Zeszłotygodniowe łatwe i przekonywujące zwycięstwo nad szczypiornistami z Końskich nie było może sporą sensacją, ale rozmiary zwycięstwa Harcerzy uznać można było za małą niespodziankę. Dotychczasowe starcia obu ekip wzbudzały bowiem sporo emocji (także tych negatywnych), a wynik końcowy ważył się do ostatnich sekund. - Mecze z drużyną z Końskich zawsze należą do bardzo ciężkich, a że w ostatnim czasie pojedynki między nami kończyły się w kontrowersyjnych okolicznością, to także teraz spodziewaliśmy się ciężkiej przeprawy - wyznał obrotowy Czuwaju, Maciej Kubisztal.Tym razem przemyślanie zwyciężyli jednak 34:27, całkowicie dominując rywali.
- Kluczem do zwycięstwa była dobra postawa w obronie, co pozwalało nam na wyprowadzanie szybkich kontr - trafnie spostrzega Kubisztal.
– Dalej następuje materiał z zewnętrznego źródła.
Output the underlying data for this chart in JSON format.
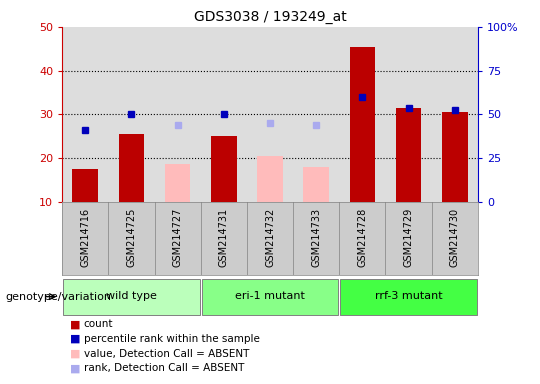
{
  "title": "GDS3038 / 193249_at",
  "samples": [
    "GSM214716",
    "GSM214725",
    "GSM214727",
    "GSM214731",
    "GSM214732",
    "GSM214733",
    "GSM214728",
    "GSM214729",
    "GSM214730"
  ],
  "count_values": [
    17.5,
    25.5,
    null,
    25.0,
    null,
    null,
    45.5,
    31.5,
    30.5
  ],
  "count_absent_values": [
    null,
    null,
    18.5,
    null,
    20.5,
    18.0,
    null,
    null,
    null
  ],
  "rank_values": [
    26.5,
    30.0,
    null,
    30.0,
    null,
    null,
    34.0,
    31.5,
    31.0
  ],
  "rank_absent_values": [
    null,
    null,
    27.5,
    null,
    28.0,
    27.5,
    null,
    null,
    null
  ],
  "groups": [
    {
      "label": "wild type",
      "indices": [
        0,
        1,
        2
      ],
      "color": "#bbffbb"
    },
    {
      "label": "eri-1 mutant",
      "indices": [
        3,
        4,
        5
      ],
      "color": "#88ff88"
    },
    {
      "label": "rrf-3 mutant",
      "indices": [
        6,
        7,
        8
      ],
      "color": "#44ff44"
    }
  ],
  "ylim_left": [
    10,
    50
  ],
  "ylim_right": [
    0,
    100
  ],
  "yticks_left": [
    10,
    20,
    30,
    40,
    50
  ],
  "yticks_right": [
    0,
    25,
    50,
    75,
    100
  ],
  "yticklabels_right": [
    "0",
    "25",
    "50",
    "75",
    "100%"
  ],
  "left_axis_color": "#cc0000",
  "right_axis_color": "#0000cc",
  "bar_color_count": "#bb0000",
  "bar_color_absent": "#ffbbbb",
  "dot_color_rank": "#0000bb",
  "dot_color_rank_absent": "#aaaaee",
  "grid_color": "black",
  "plot_bg_color": "#dddddd",
  "sample_bg_color": "#cccccc",
  "genotype_label": "genotype/variation",
  "legend_items": [
    {
      "label": "count",
      "color": "#bb0000"
    },
    {
      "label": "percentile rank within the sample",
      "color": "#0000bb"
    },
    {
      "label": "value, Detection Call = ABSENT",
      "color": "#ffbbbb"
    },
    {
      "label": "rank, Detection Call = ABSENT",
      "color": "#aaaaee"
    }
  ]
}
To właśnie dzięki licznym kontratakom Harcerze wypracowali sobie ośmiobramkową zaliczkę jeszcze przed przerwą. - Cały zespół zagrał bardzo dobrej zawody - dodaje popularny "Kubeł".
Szczypiorniści Czuwaju udowodnili tym samym, iż wyjazdowa porażka z Viretem Zawiercie sprzed dwóch tygodni była jedynie nieszczęśliwym wypadkiem przy pracy. - Spotkanie z Viretem było dla nas dobrą lekcją, z której szybko wyciągnęliśmy wnioski - stwierdza Kubisztal, dodając: - Niezmiennie podążamy swoim torem, który z każdym wygranym meczem przybliża nas do założonego celu. Mam wielką wiarę i nadzieję, że zatrzymamy się dopiero na stacji końcowej zwanej Superligą.
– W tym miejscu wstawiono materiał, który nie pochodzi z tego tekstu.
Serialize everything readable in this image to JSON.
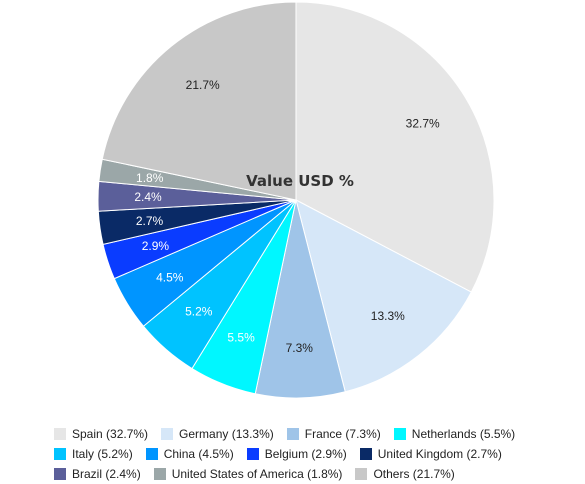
{
  "chart_data": {
    "type": "pie",
    "title": "Value USD %",
    "start_angle_deg": 0,
    "direction": "clockwise",
    "slices": [
      {
        "label": "Spain (32.7%)",
        "value": 32.7,
        "data_label": "32.7%",
        "color": "#e6e6e6",
        "label_color": "#222222"
      },
      {
        "label": "Germany (13.3%)",
        "value": 13.3,
        "data_label": "13.3%",
        "color": "#d6e7f8",
        "label_color": "#222222"
      },
      {
        "label": "France (7.3%)",
        "value": 7.3,
        "data_label": "7.3%",
        "color": "#9fc4e8",
        "label_color": "#222222"
      },
      {
        "label": "Netherlands (5.5%)",
        "value": 5.5,
        "data_label": "5.5%",
        "color": "#00f7ff",
        "label_color": "#ffffff"
      },
      {
        "label": "Italy (5.2%)",
        "value": 5.2,
        "data_label": "5.2%",
        "color": "#00c3ff",
        "label_color": "#ffffff"
      },
      {
        "label": "China (4.5%)",
        "value": 4.5,
        "data_label": "4.5%",
        "color": "#0095ff",
        "label_color": "#ffffff"
      },
      {
        "label": "Belgium (2.9%)",
        "value": 2.9,
        "data_label": "2.9%",
        "color": "#0a3cff",
        "label_color": "#ffffff"
      },
      {
        "label": "United Kingdom (2.7%)",
        "value": 2.7,
        "data_label": "2.7%",
        "color": "#0a2a66",
        "label_color": "#ffffff"
      },
      {
        "label": "Brazil (2.4%)",
        "value": 2.4,
        "data_label": "2.4%",
        "color": "#5b5f9a",
        "label_color": "#ffffff"
      },
      {
        "label": "United States of America (1.8%)",
        "value": 1.8,
        "data_label": "1.8%",
        "color": "#9ba7a8",
        "label_color": "#ffffff"
      },
      {
        "label": "Others (21.7%)",
        "value": 21.7,
        "data_label": "21.7%",
        "color": "#c8c8c8",
        "label_color": "#222222"
      }
    ],
    "legend_position": "bottom"
  }
}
Szansę na wykonanie kolejnego kroku w kierunku awansu na parkiety PGNiG Superligi przemyślanie będą mieli już w najbliższą sobotę, gdy zmierzą się na wyjeździe z ASPR-em Zawadzkie. - Spodziewamy się, że rywale wyjdą na ten mecz bardzo zmobilizowani, wszak walczą o utrzymanie. Będzie więc to kolejny ciężki mecz, gdyż my także nie możemy sobie pozwolić już na żadną wpadkę - ocenia doświadczony obrotowy.
Sobotnie starcie pomiędzy ASPR-em Zawadzkie a Czuwajem Przemyśl rozpocznie się o godzinie 18:00 w hali sportowej MOKSiR.